The Japan trip took place in the middle of breaking story about the American Federal Bureau of Investigation, FBI ‘capture ‘ of 80 Nigerians who were alleged to have been committing cyber related crimes in the United States. The Nigerian leader at every opportunity he had while in Japan to emphasize that the cyber-crime suspects did not represent the face of Nigeria, explaining that the country is blessed with men and women of honest dispositions, going about their businesses at home and abroad. He emphasized this point while extending invitation to prospective Japanese investors. That was not all. There was even a bilateral meeting between Nigeria and Japan personally led by the President of the two countries. It was at the meeting that President Buhari asked his Japanese counterpart, Shinzo Abe for assistance in combating sea piracy in the Gulf of Guinea.

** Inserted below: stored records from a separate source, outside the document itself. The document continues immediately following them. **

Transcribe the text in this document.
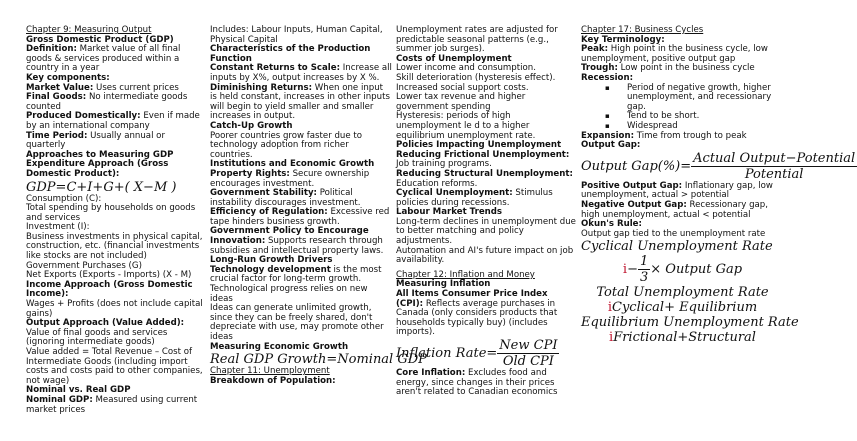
Chapter 9: Measuring Output
Gross Domestic Product (GDP)
Definition: Market value of all final goods & services produced within a country in a year
Key components:
Market Value: Uses current prices
Final Goods: No intermediate goods counted
Produced Domestically: Even if made by an international company
Time Period: Usually annual or quarterly
Approaches to Measuring GDP
Expenditure Approach (Gross Domestic Product):
GDP=C+I+G+( X−M )
Consumption (C):
Total spending by households on goods and services
Investment (I):
Business investments in physical capital, construction, etc. (financial investments like stocks are not included)
Government Purchases (G)
Net Exports (Exports - Imports) (X - M)
Income Approach (Gross Domestic Income):
Wages + Profits (does not include capital gains)
Output Approach (Value Added):
Value of final goods and services (ignoring intermediate goods)
Value added = Total Revenue – Cost of Intermediate Goods (including import costs and costs paid to other companies, not wage)
Nominal vs. Real GDP
Nominal GDP: Measured using current market prices
Includes: Labour Inputs, Human Capital, Physical Capital
Characteristics of the Production Function
Constant Returns to Scale: Increase all inputs by X%, output increases by X %.
Diminishing Returns: When one input is held constant, increases in other inputs will begin to yield smaller and smaller increases in output.
Catch-Up Growth
Poorer countries grow faster due to technology adoption from richer countries.
Institutions and Economic Growth
Property Rights: Secure ownership encourages investment.
Government Stability: Political instability discourages investment.
Efficiency of Regulation: Excessive red tape hinders business growth.
Government Policy to Encourage Innovation: Supports research through subsidies and intellectual property laws.
Long-Run Growth Drivers
Technology development is the most crucial factor for long-term growth.
Technological progress relies on new ideas
Ideas can generate unlimited growth, since they can be freely shared, don't depreciate with use, may promote other ideas
Measuring Economic Growth
Real GDP Growth=Nominal GDP
Chapter 11: Unemployment
Breakdown of Population:
Unemployment rates are adjusted for predictable seasonal patterns (e.g., summer job surges).
Costs of Unemployment
Lower income and consumption.
Skill deterioration (hysteresis effect).
Increased social support costs.
Lower tax revenue and higher government spending
Hysteresis: periods of high unemployment le d to a higher equilibrium unemployment rate.
Policies Impacting Unemployment
Reducing Frictional Unemployment: Job training programs.
Reducing Structural Unemployment: Education reforms.
Cyclical Unemployment: Stimulus policies during recessions.
Labour Market Trends
Long-term declines in unemployment due to better matching and policy adjustments.
Automation and AI's future impact on job availability.
Chapter 12: Inflation and Money
Measuring Inflation
All Items Consumer Price Index (CPI): Reflects average purchases in Canada (only considers products that households typically buy) (includes imports).
Inflation Rate= $\frac{\text{New CPI}}{\text{Old CPI}}$
Core Inflation: Excludes food and energy, since changes in their prices aren't related to Canadian economics
Chapter 17: Business Cycles
Key Terminology:
Peak: High point in the business cycle, low unemployment, positive output gap
Trough: Low point in the business cycle
Recession:
▪ Period of negative growth, higher unemployment, and recessionary gap.
▪ Tend to be short.
▪ Widespread
Expansion: Time from trough to peak
Output Gap:
Output $Gap(\%)= \frac{\text{Actual Output−Potential}}{\text{Potential}}$
Positive Output Gap: Inflationary gap, low unemployment, actual > potential
Negative Output Gap: Recessionary gap, high unemployment, actual < potential
Okun's Rule:
Output gap tied to the unemployment rate
Cyclical Unemployment Rate
$i- \frac{1}{3}$ × Output Gap
Total Unemployment Rate
iCyclical+ Equilibrium
Equilibrium Unemployment Rate
iFrictional+Structural
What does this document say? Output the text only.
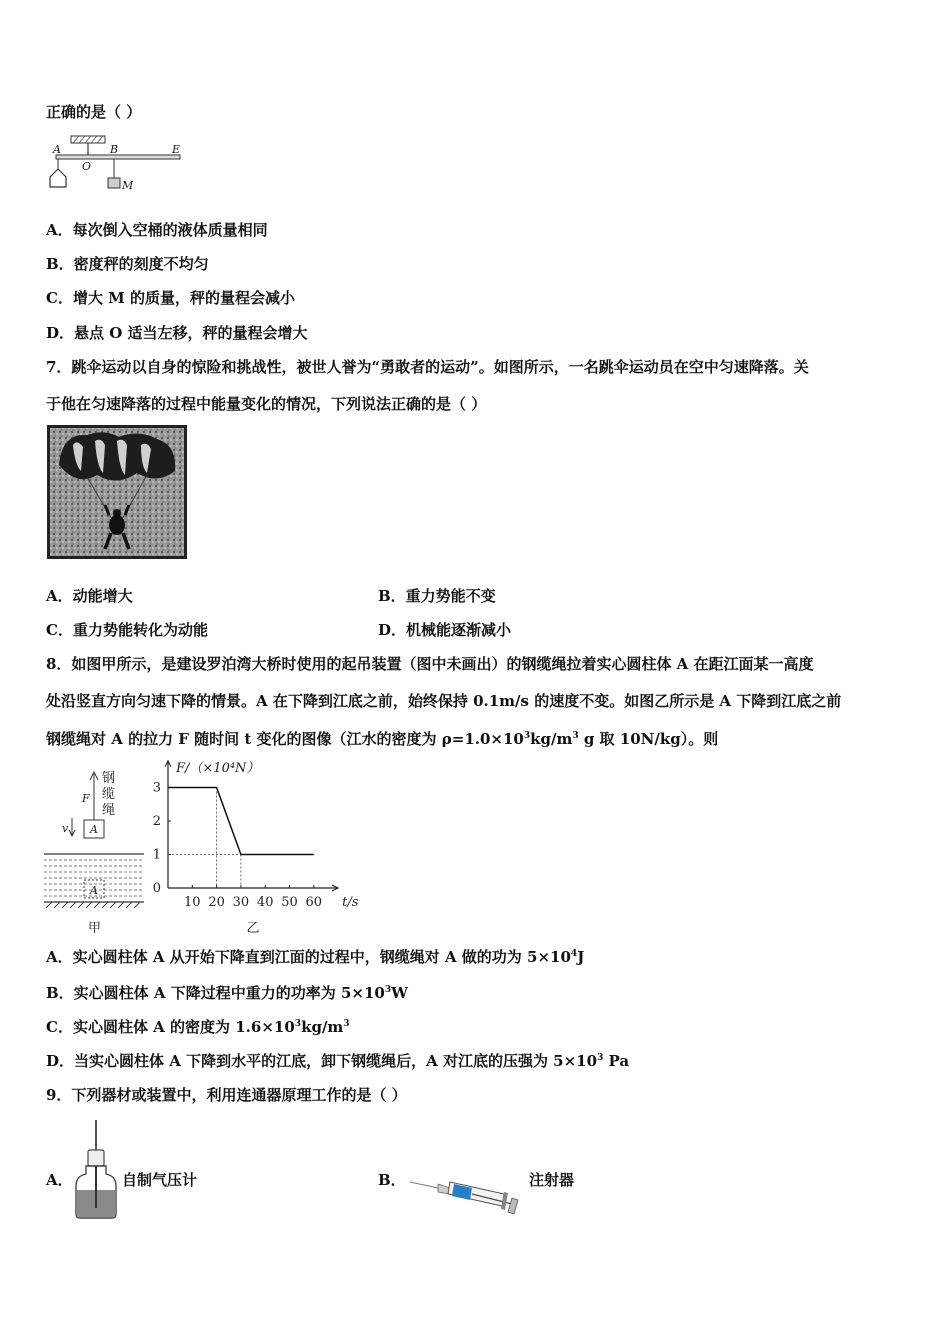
正确的是（ ）
A
O
B	E
M
A．每次倒入空桶的液体质量相同
B．密度秤的刻度不均匀
C．增大 M 的质量，秤的量程会减小
D．悬点 O 适当左移，秤的量程会增大
7．跳伞运动以自身的惊险和挑战性，被世人誉为“勇敢者的运动”。如图所示，一名跳伞运动员在空中匀速降落。关
于他在匀速降落的过程中能量变化的情况，下列说法正确的是（ ）
A．动能增大	B．重力势能不变
C．重力势能转化为动能	D．机械能逐渐减小
8．如图甲所示，是建设罗泊湾大桥时使用的起吊装置（图中未画出）的钢缆绳拉着实心圆柱体 A 在距江面某一高度
处沿竖直方向匀速下降的情景。A 在下降到江底之前，始终保持 0.1m/s 的速度不变。如图乙所示是 A 下降到江底之前
钢缆绳对 A 的拉力 F 随时间 t 变化的图像（江水的密度为 $\rho=1.0\times 10^3kg/m^3$ g 取 10N/kg）。则
钢
缆
绳
F
A
v
A
甲
10 20 30 40 50 60
0
1
2
3
F/（×10⁴N）
t/s
乙
A．实心圆柱体 A 从开始下降直到江面的过程中，钢缆绳对 A 做的功为 $5\times 10^4J$
B．实心圆柱体 A 下降过程中重力的功率为 $5\times 10^3W$
C．实心圆柱体 A 的密度为 $1.6\times 10^3kg/m^3$
D．当实心圆柱体 A 下降到水平的江底，卸下钢缆绳后，A 对江底的压强为 $5\times 10^3$ Pa
9．下列器材或装置中，利用连通器原理工作的是（ ）
A．	自制气压计	B．	注射器
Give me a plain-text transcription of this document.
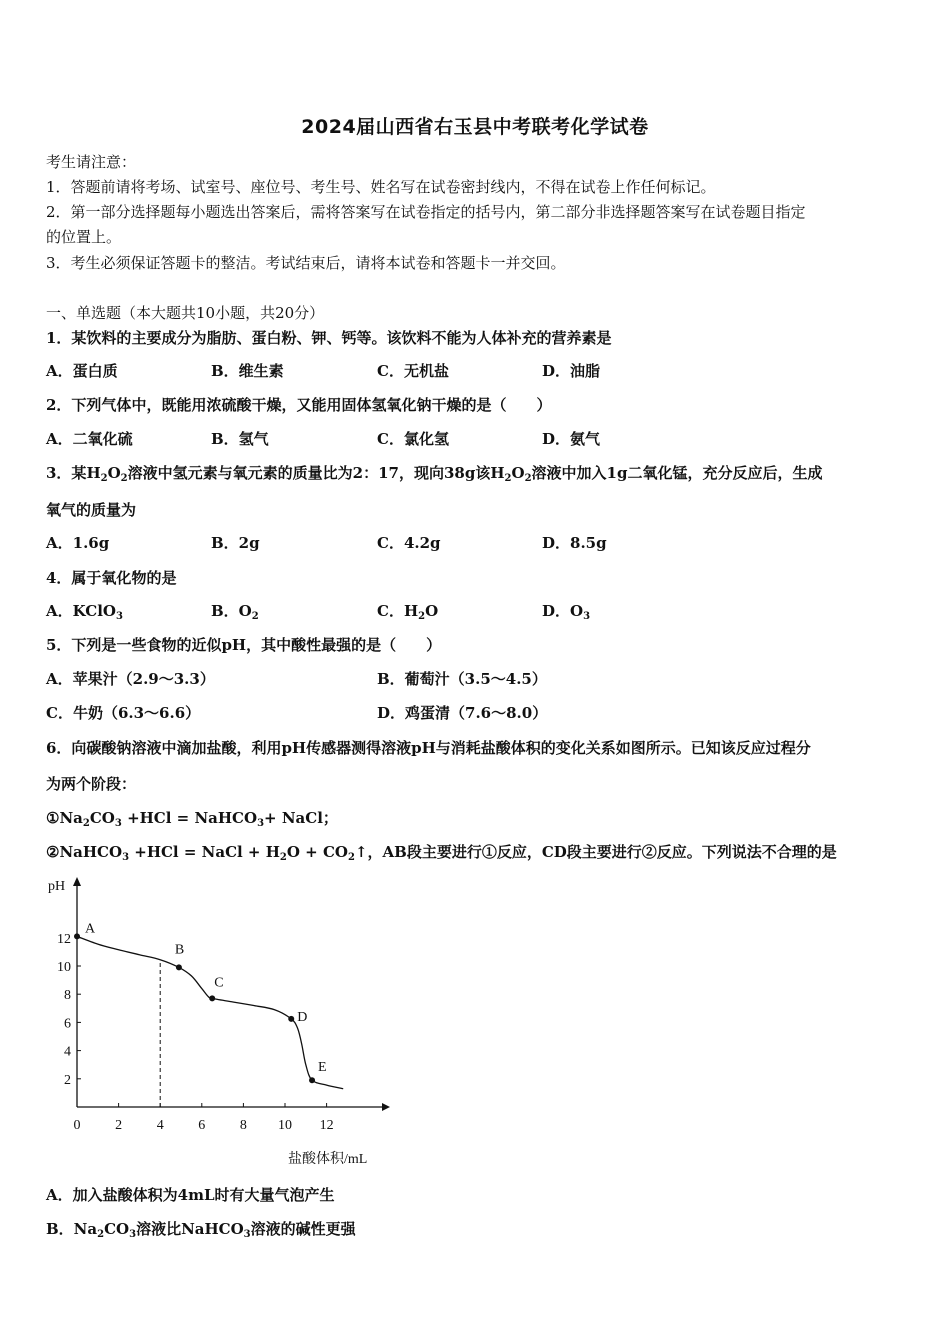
2024届山西省右玉县中考联考化学试卷
考生请注意：
1．答题前请将考场、试室号、座位号、考生号、姓名写在试卷密封线内，不得在试卷上作任何标记。
2．第一部分选择题每小题选出答案后，需将答案写在试卷指定的括号内，第二部分非选择题答案写在试卷题目指定
的位置上。
3．考生必须保证答题卡的整洁。考试结束后，请将本试卷和答题卡一并交回。
一、单选题（本大题共10小题，共20分）
1．某饮料的主要成分为脂肪、蛋白粉、钾、钙等。该饮料不能为人体补充的营养素是
A．蛋白质	B．维生素	C．无机盐	D．油脂
2．下列气体中，既能用浓硫酸干燥，又能用固体氢氧化钠干燥的是（　　）
A．二氧化硫	B．氢气	C．氯化氢	D．氨气
3．某$H_2O_2$溶液中氢元素与氧元素的质量比为2：17，现向38g该$H_2O_2$溶液中加入1g二氧化锰，充分反应后，生成
氧气的质量为
A．1.6g	B．2g	C．4.2g	D．8.5g
4．属于氧化物的是
A．KClO$_3$	B．$O_2$	C．$H_2O$	D．$O_3$
5．下列是一些食物的近似pH，其中酸性最强的是（　　）
A．苹果汁（2.9～3.3）	B．葡萄汁（3.5～4.5）
C．牛奶（6.3～6.6）	D．鸡蛋清（7.6～8.0）
6．向碳酸钠溶液中滴加盐酸，利用pH传感器测得溶液pH与消耗盐酸体积的变化关系如图所示。已知该反应过程分
为两个阶段：
$①Na_2CO_3 +HCl$ = NaHCO$_3$+ NaCl；
②NaHCO$_3$ +HCl = NaCl + $H_2O$ + $CO_2↑$，AB段主要进行①反应，CD段主要进行②反应。下列说法不合理的是
pH
盐酸体积/mL
0 2 4 6 8 10 12
2
4
6
8
10
12
A
B
C
D
E
A．加入盐酸体积为4mL时有大量气泡产生
B．$Na_2CO_3$溶液比NaHCO$_3$溶液的碱性更强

Back home in Nigeria, President Buhari’s trip to Japan to attend the Japan/Africa summit played into the hands of the opposition and his strident critics. For example, some of them wondered why Buhari would choose to go to Japan while some of his counterparts in Africa were at the Group of 7, industrialized nations (G7) summit in Biarritz, Nouvelle-Aquitaine, France. The President’s critics classified the trip to Japan as ‘misplaced priority’ on the part of the Nigerian leader. His media aids would not allow the criticism to go unnoticed. A release was promptly issued ‘to correct’ the impression that Buhari had chosen to go to the wrong direction. The core message in the official statement was a reminder that shortly after his inauguration in 2015 as the new President of Nigeria, he attended the G7 meeting in Germany but on the invitation of the Group. If you are not a member of G7, you needed invitation to attend its summit and that is only when some initiatives about your country or region is on its agenda for discussion. The assertion by the President’s men gained further weight when a widely circulating newspaper in Nigeria, The Guardian carried out its own fact-checks on some of the impressions in the tweets of Reno Okri, a constant critic of the Administration who also felt that Buhari should have been in France for the G7 summit and not in Japan. The Guardian picked holes in Okri’s tweets pointing out the facts and his wrong impressions.

The President received a crop of Nigerians resident in Japan and video clips from the meeting suggested that many of them that have been successful in their callings and professions are willing to lend helping hands to the development of their country. Even some people took to the social media to downplay the significance of the meeting.

Then there was the threat by the Indigenous People of Biafra, IPOB, a secessionist movement in Nigeria that it would hold public demonstration against President Buhari in Japan. IPOB was assuming a fresh air of ability to mount protest anywhere in the world especially with the attack in Nuremberg, Germany, on the former Deputy President of the Senate who is still a serving member of Nigeria’s Upper Chamber, Ike Ekweremadu. The Nigerian lawmaker had been invited to give a keynote address at the annual Yam Festival organized by a group of Southeasterners living in Nuremberg. The Festival is popular back in their homestead in Nigeria. The video clip of Ekweremadu scampering to safety from the venue of the event while he was being pelted with stones, yam, stick and other items hands could reach went viral. That was in August. However, despite all the social media indications that IPOB men abroad were about to stage another protest, this time against the Nigerian leader, nothing worthy of note happened. The hoax, as the President’s men described the purported threat of IPOB made some ripples in the news though.

On balance, the struggle is underway between alert spokesmen of government and those who have chosen not to give this Administration a breathing space, especially through the social media. In the days ahead, the tangible results or lack of them of the President’s participation in the 7th Japan/African summit will engage the attention of the media here in Nigeria.